Aa-ps

It may have been the last thing anyone expected, or even wanted, out of an evening of charity tennis, but the Hit for Haiti got suspiciously interesting last night. Leave it to the loudest and baldest of its participants, Andre Agassi, to make it happen, by taking the whole event one step farther than necessary.

This, as you know if you’ve read this column before, is a reference to my go-to quote about all things having to do with Andre. It came, as a lot of tennis-oriented quotes do, from Martin Amis, and it went something like, “What we love about Agassi is that he always goes too far, whichever direction it is.”

Whether Andre took it too far Friday night will depend on the perspective—or prejudice, if you prefer—you bring to the match. Were you an Andre fan, or a Pete fan? What do you like in an athlete, energetic personality or quiet class? We can agree on one thing: Once they wire these guys up to a mike, at least one of them needs to talk, and that duty was always going to fall on Agassi. In his years with World Team Tennis and as an in-demand retiree, he has become an all-star of corporate, hit-and-giggle, exhibition tennis, right up there with professional entertainers like Yannick Noah and Mansour Bahrami.
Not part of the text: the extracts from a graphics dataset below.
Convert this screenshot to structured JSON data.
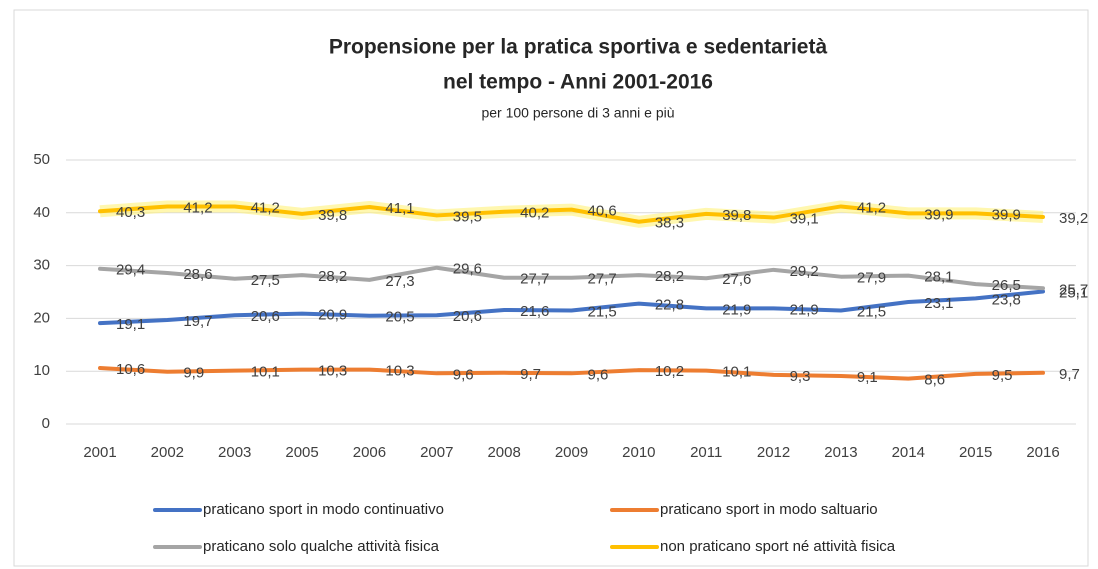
{
  "chart_data": {
    "type": "line",
    "title": [
      "Propensione per la pratica sportiva e sedentarietà",
      "nel tempo - Anni 2001-2016"
    ],
    "subtitle": "per 100 persone di 3 anni e più",
    "categories": [
      "2001",
      "2002",
      "2003",
      "2005",
      "2006",
      "2007",
      "2008",
      "2009",
      "2010",
      "2011",
      "2012",
      "2013",
      "2014",
      "2015",
      "2016"
    ],
    "series": [
      {
        "name": "praticano sport in modo continuativo",
        "color": "#4472c4",
        "values": [
          19.1,
          19.7,
          20.6,
          20.9,
          20.5,
          20.6,
          21.6,
          21.5,
          22.8,
          21.9,
          21.9,
          21.5,
          23.1,
          23.8,
          25.1
        ],
        "value_labels": [
          "19,1",
          "19,7",
          "20,6",
          "20,9",
          "20,5",
          "20,6",
          "21,6",
          "21,5",
          "22,8",
          "21,9",
          "21,9",
          "21,5",
          "23,1",
          "23,8",
          "25,1"
        ]
      },
      {
        "name": "praticano sport in modo saltuario",
        "color": "#ed7d31",
        "values": [
          10.6,
          9.9,
          10.1,
          10.3,
          10.3,
          9.6,
          9.7,
          9.6,
          10.2,
          10.1,
          9.3,
          9.1,
          8.6,
          9.5,
          9.7
        ],
        "value_labels": [
          "10,6",
          "9,9",
          "10,1",
          "10,3",
          "10,3",
          "9,6",
          "9,7",
          "9,6",
          "10,2",
          "10,1",
          "9,3",
          "9,1",
          "8,6",
          "9,5",
          "9,7"
        ]
      },
      {
        "name": "praticano solo qualche attività fisica",
        "color": "#a5a5a5",
        "values": [
          29.4,
          28.6,
          27.5,
          28.2,
          27.3,
          29.6,
          27.7,
          27.7,
          28.2,
          27.6,
          29.2,
          27.9,
          28.1,
          26.5,
          25.7
        ],
        "value_labels": [
          "29,4",
          "28,6",
          "27,5",
          "28,2",
          "27,3",
          "29,6",
          "27,7",
          "27,7",
          "28,2",
          "27,6",
          "29,2",
          "27,9",
          "28,1",
          "26,5",
          "25,7"
        ]
      },
      {
        "name": "non praticano sport né attività fisica",
        "color": "#ffc000",
        "values": [
          40.3,
          41.2,
          41.2,
          39.8,
          41.1,
          39.5,
          40.2,
          40.6,
          38.3,
          39.8,
          39.1,
          41.2,
          39.9,
          39.9,
          39.2
        ],
        "value_labels": [
          "40,3",
          "41,2",
          "41,2",
          "39,8",
          "41,1",
          "39,5",
          "40,2",
          "40,6",
          "38,3",
          "39,8",
          "39,1",
          "41,2",
          "39,9",
          "39,9",
          "39,2"
        ]
      }
    ],
    "ylim": [
      0,
      50
    ],
    "yticks": [
      0,
      10,
      20,
      30,
      40,
      50
    ],
    "grid": true
  }
}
But it’s not a talent that every, and even many, champion owns, and that goes double for Pete Sampras, who looked less-than-totally comfortable right from the beginning. It’s also true of Nadal, who is hardly effusive or even all that happy in English. Plus, there was a weird subtext that I didn’t remember until those three guys took their places on center court. Didn’t Nadal just rip Agassi, pretty seriously rip Agassi, for revealing his hushed-up positive drug test? And didn’t Pete recently punch back at Andre for calling him cheap and boring, all in the name of selling a book? And while we’re at it, didn’t Agassi just make the rounds of every media outlet imaginable and unimaginable, telling us in chastened tones about how much he hated tennis and how much he regretted half the things he’s done in his life?

Well, yeah, but you wouldn’t have known there was any tension at all from the way Agassi took the court. He came to play—I could see in the warm-ups that he had his strokes clicking—he came to entertain, he came to try to plant a ball in Roger Federer’s chest. It took him all of two seconds for his enthusiasm to bubble over the top. When Justin Gimelstob asked him before they began playing, “What did you think of you wife’s performance [referring to Steffi Graf in the previous doubles match], Andre responded, “You mean on the court?” When the crowd let out a collectively embarrassed giggle, he yelled, “Get your mind out of the gutter!” The Hit for Haiti was off to a very crass and very funny start.

As an Andre fan, I enjoyed the performance. I thought he was right to call out Sampras for not saying anything—I know it’s not Pete’s thing, but his silence over the course of the set was pretty conspicuous. Nadal and Federer had at least made stabs at countering Andre’s chatter-dominance. And when Andre mocked Pete’s cheapness again by pulling his empty sweats-pockets out, I didn’t think it was malicious. I got the impression that he thought Pete would find it funny, because he’d recently called Pete to try to put the book situation behind them. I thought Pete’s serve at Andre’s head was equally funny. But it was also a little too close to Agassi’s dome for comfort, and the moment got a little too real for comfort. Some of the air went out of the stadium after that, as we all asked each other, “What was that about?” Seeing it again later on TV, and seeing Sampras’ face up close, it didn’t look quite as serious, but there’s no question that neither guy knew exactly how to act afterward.

Andre kept talking, with the same borderline-crass humor. Asked by  Gimelstob on the next changeover how the evening was going, he answered, a little too glibly for the moment and the topic, “It’s all for Haiti, baby”—the line made me laugh, even if it wasn’t in the most appropriate somber taste. As for Pete, he got more serious. As on most occasions, let his racquet do the talking late in the set, when he came up with a couple bomb serves that reminded everyone of why he was on this court in the first place. Two people I talked to thought this was poetic justice for Sampras. My prejudices firmly in place, I was more impressed—knocked back, really—by a forehand that Agassi had hit earlier in the match. He snapped his wrist and drilled it with such high-velocity precision at Federer’s feet that  the greatest player in the world couldn’t do anything but dance out of the way. It was eye-popping, and just what the crowd came to see. But it also seemed to make Federer a little uncomfortable—was this bald, drug-snorting maniac trying to hurt him? No, it was Andre, overenthused frat boy and world-class philanthropist, meth-head and career Grand Slammer, going too far again.